Date

Due: Friday, November 4, 11:00 AM

Have you ever wondered how spammers get all their email addresses to send those lovely messages about foreign princes with banking troubles or the latest and greatest medication for... whatever?

We here in CS 111X want to equip you with the skills to become a spammer yourself! Well, not really, but the techniques used to farm email addresses can be really useful!

The goal of this assignment is to write a program that will scan a web page and harvest as many email addresses as possible. Many of these email address will be obfuscated in some way. It's up to you to get the computer to figure out how to recognize the obfuscation and return a good result!

Your grade will be based on how many (and what types) of email addresses you can find in the page. We will provide examples of most types of obfuscation, but not necessarily all. Some bonus points may be earned for some really tricky ones.

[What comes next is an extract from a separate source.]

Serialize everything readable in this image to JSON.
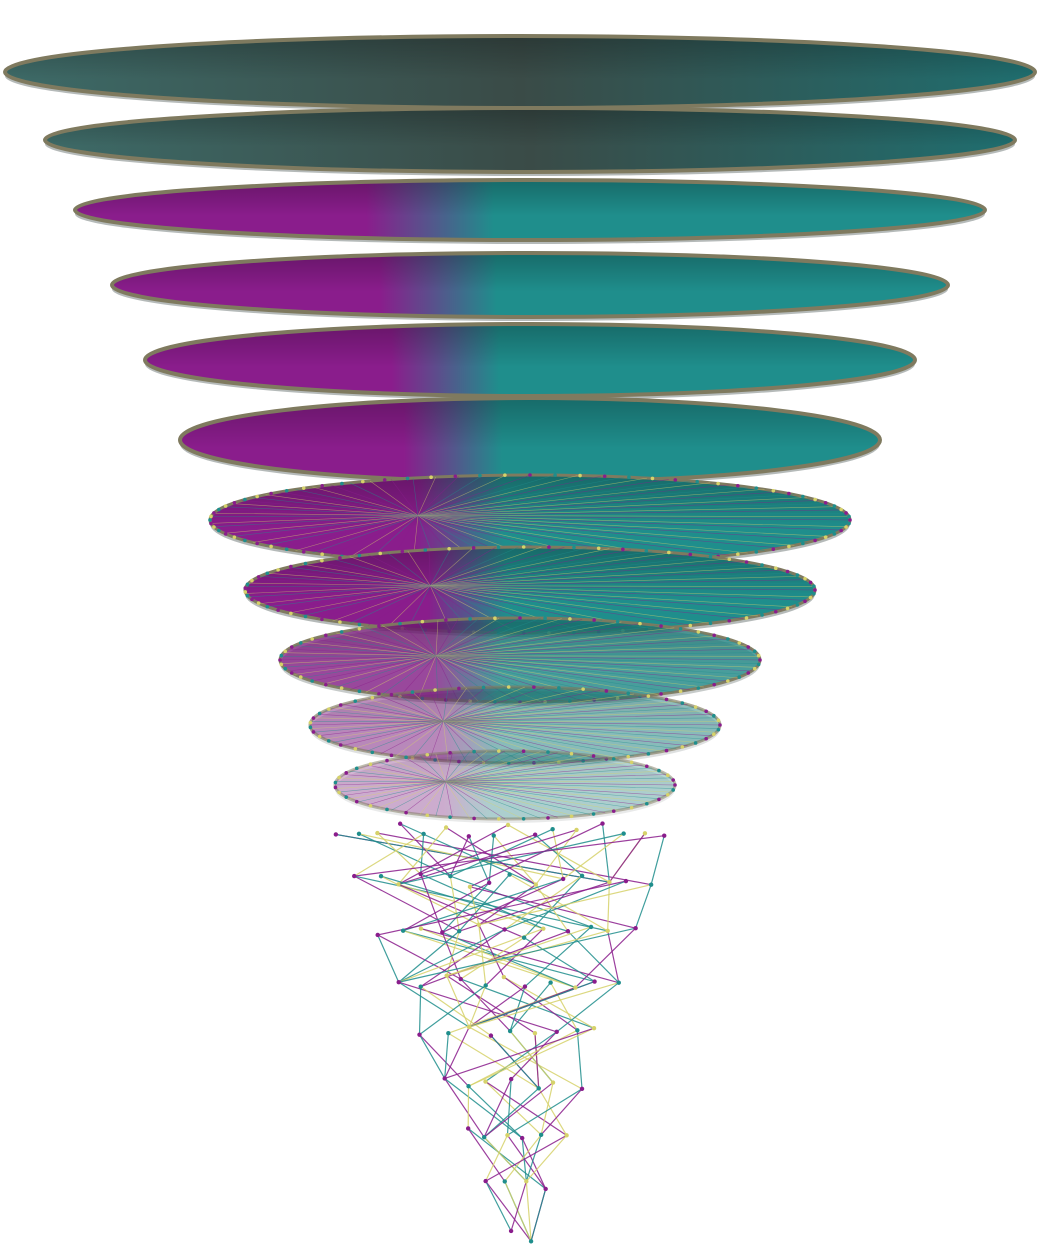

Here are some examples to get you started (in the form "obfuscated email" => "what your program should interpret the email as"):

  • mst3k@Virginia.EDU => mst3k@Virginia.EDU
  • thomas.jefferson@cs.virginia.edu => thomas.jefferson@cs.virginia.edu
  • mst3k at virginia.edu => mst3k@virginia.edu
  • mst3k at virginia dot edu => mst3k@virginia.edu

Tips

You can read the entire web page line by line to make it easier to search.

import urllib.request

stream = urllib.request.urlopen( "https://cs1110.cs.virginia.edu/emails.html" )

for line in stream:
    decoded = line.decode("UTF-8")
    print(decoded.strip())

Once you have a line from the web site, you have a couple different options:

  1. You can manually look for particular symbols by using the in keyword. For example, you could try if "@" in line: to see if there is an @ sign in the line you are looking at. If so, you might want to take a closer look.
  2. You can come up with regular expressions that will look for particular patterns in a line that could be an email address. You can test regular expressions against test data you provide here: http://www.regexr.com/ or https://regex101.com/

You cannot use BeautifulSoup or any other HTML parsing library for this as most of the email addresses are not within HTML tags that you can identify. So, we're going to save you some time here and just say don't try it. Further, the server will just reject your assignment.

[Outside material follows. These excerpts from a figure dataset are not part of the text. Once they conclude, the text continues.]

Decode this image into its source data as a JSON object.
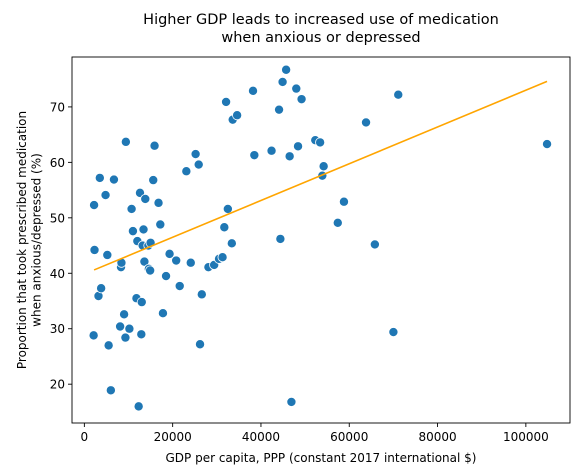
{
  "chart_data": {
    "type": "scatter",
    "title": "Higher GDP leads to increased use of medication\nwhen anxious or depressed",
    "xlabel": "GDP per capita, PPP (constant 2017 international $)",
    "ylabel": "Proportion that took prescribed medication\nwhen anxious/depressed (%)",
    "xlim": [
      -2800,
      110000
    ],
    "ylim": [
      13,
      79
    ],
    "xticks": [
      0,
      20000,
      40000,
      60000,
      80000,
      100000
    ],
    "yticks": [
      20,
      30,
      40,
      50,
      60,
      70
    ],
    "grid": false,
    "point_color": "#1f77b4",
    "trendline_color": "#ffa500",
    "trendline": {
      "x": [
        2200,
        104800
      ],
      "y": [
        40.6,
        74.6
      ]
    },
    "points": [
      {
        "x": 2100,
        "y": 28.8
      },
      {
        "x": 2200,
        "y": 52.3
      },
      {
        "x": 2300,
        "y": 44.2
      },
      {
        "x": 3200,
        "y": 35.9
      },
      {
        "x": 3500,
        "y": 57.2
      },
      {
        "x": 3800,
        "y": 37.3
      },
      {
        "x": 4800,
        "y": 54.1
      },
      {
        "x": 5200,
        "y": 43.3
      },
      {
        "x": 5500,
        "y": 27.0
      },
      {
        "x": 6000,
        "y": 18.9
      },
      {
        "x": 6700,
        "y": 56.9
      },
      {
        "x": 8100,
        "y": 30.4
      },
      {
        "x": 8300,
        "y": 41.1
      },
      {
        "x": 8400,
        "y": 41.9
      },
      {
        "x": 9000,
        "y": 32.6
      },
      {
        "x": 9300,
        "y": 28.4
      },
      {
        "x": 9400,
        "y": 63.7
      },
      {
        "x": 10200,
        "y": 30.0
      },
      {
        "x": 10700,
        "y": 51.6
      },
      {
        "x": 11000,
        "y": 47.6
      },
      {
        "x": 11800,
        "y": 35.5
      },
      {
        "x": 12000,
        "y": 45.8
      },
      {
        "x": 12300,
        "y": 16.0
      },
      {
        "x": 12600,
        "y": 54.5
      },
      {
        "x": 12900,
        "y": 29.0
      },
      {
        "x": 13000,
        "y": 34.8
      },
      {
        "x": 13200,
        "y": 45.0
      },
      {
        "x": 13400,
        "y": 47.9
      },
      {
        "x": 13600,
        "y": 42.1
      },
      {
        "x": 13800,
        "y": 53.4
      },
      {
        "x": 14500,
        "y": 45.0
      },
      {
        "x": 14600,
        "y": 40.8
      },
      {
        "x": 14900,
        "y": 40.5
      },
      {
        "x": 15000,
        "y": 45.5
      },
      {
        "x": 15600,
        "y": 56.8
      },
      {
        "x": 15900,
        "y": 63.0
      },
      {
        "x": 16800,
        "y": 52.7
      },
      {
        "x": 17200,
        "y": 48.8
      },
      {
        "x": 17800,
        "y": 32.8
      },
      {
        "x": 18500,
        "y": 39.5
      },
      {
        "x": 19300,
        "y": 43.5
      },
      {
        "x": 20800,
        "y": 42.3
      },
      {
        "x": 21600,
        "y": 37.7
      },
      {
        "x": 23100,
        "y": 58.4
      },
      {
        "x": 24100,
        "y": 41.9
      },
      {
        "x": 25200,
        "y": 61.5
      },
      {
        "x": 25900,
        "y": 59.6
      },
      {
        "x": 26200,
        "y": 27.2
      },
      {
        "x": 26600,
        "y": 36.2
      },
      {
        "x": 28100,
        "y": 41.1
      },
      {
        "x": 29400,
        "y": 41.5
      },
      {
        "x": 30500,
        "y": 42.6
      },
      {
        "x": 31300,
        "y": 42.9
      },
      {
        "x": 31700,
        "y": 48.3
      },
      {
        "x": 32100,
        "y": 70.9
      },
      {
        "x": 32500,
        "y": 51.6
      },
      {
        "x": 33400,
        "y": 45.4
      },
      {
        "x": 33600,
        "y": 67.7
      },
      {
        "x": 34600,
        "y": 68.5
      },
      {
        "x": 38200,
        "y": 72.9
      },
      {
        "x": 38500,
        "y": 61.3
      },
      {
        "x": 42400,
        "y": 62.1
      },
      {
        "x": 44100,
        "y": 69.5
      },
      {
        "x": 44400,
        "y": 46.2
      },
      {
        "x": 44900,
        "y": 74.5
      },
      {
        "x": 45700,
        "y": 76.7
      },
      {
        "x": 46500,
        "y": 61.1
      },
      {
        "x": 46900,
        "y": 16.8
      },
      {
        "x": 48000,
        "y": 73.3
      },
      {
        "x": 48400,
        "y": 62.9
      },
      {
        "x": 49200,
        "y": 71.4
      },
      {
        "x": 52300,
        "y": 64.0
      },
      {
        "x": 53400,
        "y": 63.6
      },
      {
        "x": 53900,
        "y": 57.6
      },
      {
        "x": 54200,
        "y": 59.3
      },
      {
        "x": 57400,
        "y": 49.1
      },
      {
        "x": 58800,
        "y": 52.9
      },
      {
        "x": 63800,
        "y": 67.2
      },
      {
        "x": 65800,
        "y": 45.2
      },
      {
        "x": 70000,
        "y": 29.4
      },
      {
        "x": 71100,
        "y": 72.2
      },
      {
        "x": 104800,
        "y": 63.3
      }
    ]
  }
}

No one method or one regular expression will get every email address. As mentioned above, we've intentionally put some extremely difficult addresses in the page just to see what you can do!

Your program must implement a particular function:

find_emails_in_website(url): This function takes as input a string representation of the URL of a website that you want to search and should return a list of the email addresses you find.

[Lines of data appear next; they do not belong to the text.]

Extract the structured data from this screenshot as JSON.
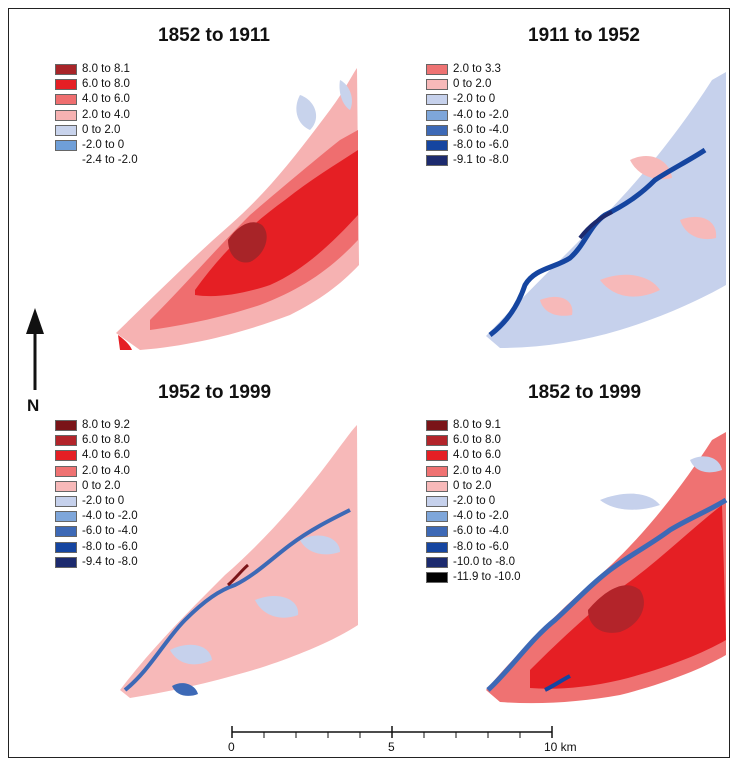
{
  "panels": [
    {
      "title": "1852 to 1911",
      "legend": [
        {
          "label": "8.0 to 8.1",
          "color": "#a82428"
        },
        {
          "label": "6.0 to 8.0",
          "color": "#e51f24"
        },
        {
          "label": "4.0 to 6.0",
          "color": "#ef6e6f"
        },
        {
          "label": "2.0 to 4.0",
          "color": "#f6b2b2"
        },
        {
          "label": "0 to 2.0",
          "color": "#c8d3ec"
        },
        {
          "label": "-2.0 to 0",
          "color": "#6f9fd8"
        },
        {
          "label": "-2.4 to -2.0",
          "color": ""
        }
      ]
    },
    {
      "title": "1911 to 1952",
      "legend": [
        {
          "label": "2.0 to 3.3",
          "color": "#ee7373"
        },
        {
          "label": "0 to 2.0",
          "color": "#f7b9b9"
        },
        {
          "label": "-2.0 to 0",
          "color": "#c6d1ec"
        },
        {
          "label": "-4.0 to -2.0",
          "color": "#7ea6da"
        },
        {
          "label": "-6.0 to -4.0",
          "color": "#3d69b6"
        },
        {
          "label": "-8.0 to -6.0",
          "color": "#1545a0"
        },
        {
          "label": "-9.1 to -8.0",
          "color": "#1c2a6e"
        }
      ]
    },
    {
      "title": "1952 to 1999",
      "legend": [
        {
          "label": "8.0 to 9.2",
          "color": "#7a1418"
        },
        {
          "label": "6.0 to 8.0",
          "color": "#b3242a"
        },
        {
          "label": "4.0 to 6.0",
          "color": "#e51f24"
        },
        {
          "label": "2.0 to 4.0",
          "color": "#ef7272"
        },
        {
          "label": "0 to 2.0",
          "color": "#f7b9b9"
        },
        {
          "label": "-2.0 to 0",
          "color": "#c6d1ec"
        },
        {
          "label": "-4.0 to -2.0",
          "color": "#7ea6da"
        },
        {
          "label": "-6.0 to -4.0",
          "color": "#3d69b6"
        },
        {
          "label": "-8.0 to -6.0",
          "color": "#1545a0"
        },
        {
          "label": "-9.4 to -8.0",
          "color": "#1c2a6e"
        }
      ]
    },
    {
      "title": "1852 to 1999",
      "legend": [
        {
          "label": "8.0 to 9.1",
          "color": "#7a1418"
        },
        {
          "label": "6.0 to 8.0",
          "color": "#b3242a"
        },
        {
          "label": "4.0 to 6.0",
          "color": "#e51f24"
        },
        {
          "label": "2.0 to 4.0",
          "color": "#ef7272"
        },
        {
          "label": "0 to 2.0",
          "color": "#f7b9b9"
        },
        {
          "label": "-2.0 to 0",
          "color": "#c6d1ec"
        },
        {
          "label": "-4.0 to -2.0",
          "color": "#7ea6da"
        },
        {
          "label": "-6.0 to -4.0",
          "color": "#3d69b6"
        },
        {
          "label": "-8.0 to -6.0",
          "color": "#1545a0"
        },
        {
          "label": "-10.0 to -8.0",
          "color": "#1c2a6e"
        },
        {
          "label": "-11.9 to -10.0",
          "color": "#000000"
        }
      ]
    }
  ],
  "north_arrow": {
    "label": "N"
  },
  "scale_bar": {
    "labels": [
      "0",
      "5",
      "10 km"
    ]
  }
}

You can create as many other functions as you like, but this is the function that we will call with various different sites to see how well your program works.

We have a couple pages that you can use to test your code. These pages have a set of example emails you should be able to find (and some that you can look for but we are not requiring). Do not "hardcode" your solutions! In other words, if you write your code to look for these exact emails, then it won't work when we test it. These are just examples.

Example 1 is at: https://cs1110.cs.virginia.edu/emails.html

For the example page, you should hopefully find:

basic@virginia.edu
link-only@virginia.edu
multi-domain@cs.virginia.edu
Mr.N0body@cand3lwick-burnERS.rentals
a@b.ca
no-at-sign@virginia.edu
no-at-or-dot@virginia.edu
first.last.name@cs.virginia.edu
with-parenthesis@Virginia.EDU
added-words1@virginia.edu
added-words2@virginia.edu
may.end@with-a-period.com

Example 2 is at: https://cs1110.cs.virginia.edu/emails2.html

For the example page, you should hopefully find:

abasicemail@wfu.edu
a-link-only@unc.edu
so-many-domains@ece.berkeley.edu
SomE.CRAZY343@ea.info
w@x.yz
an-at-sign@ncsu.edu
some-other-email@gt.com
so.many.periods@why.do.this
parensarecool@duke.edu
morewords@place.net
extrawords@coolrunnings.ja
period.at@at.the.end

Submission: Submit your file email_finder.py to the POTD submission system at https://archimedes.cs.virginia.edu/cs1110/. DO NOT submit any testing files. We only want your email_finder.py file.

NOTE: Make sure to remove all print() statements from your code before submitting. We will not run any tests on any file that still has print() statements in the code!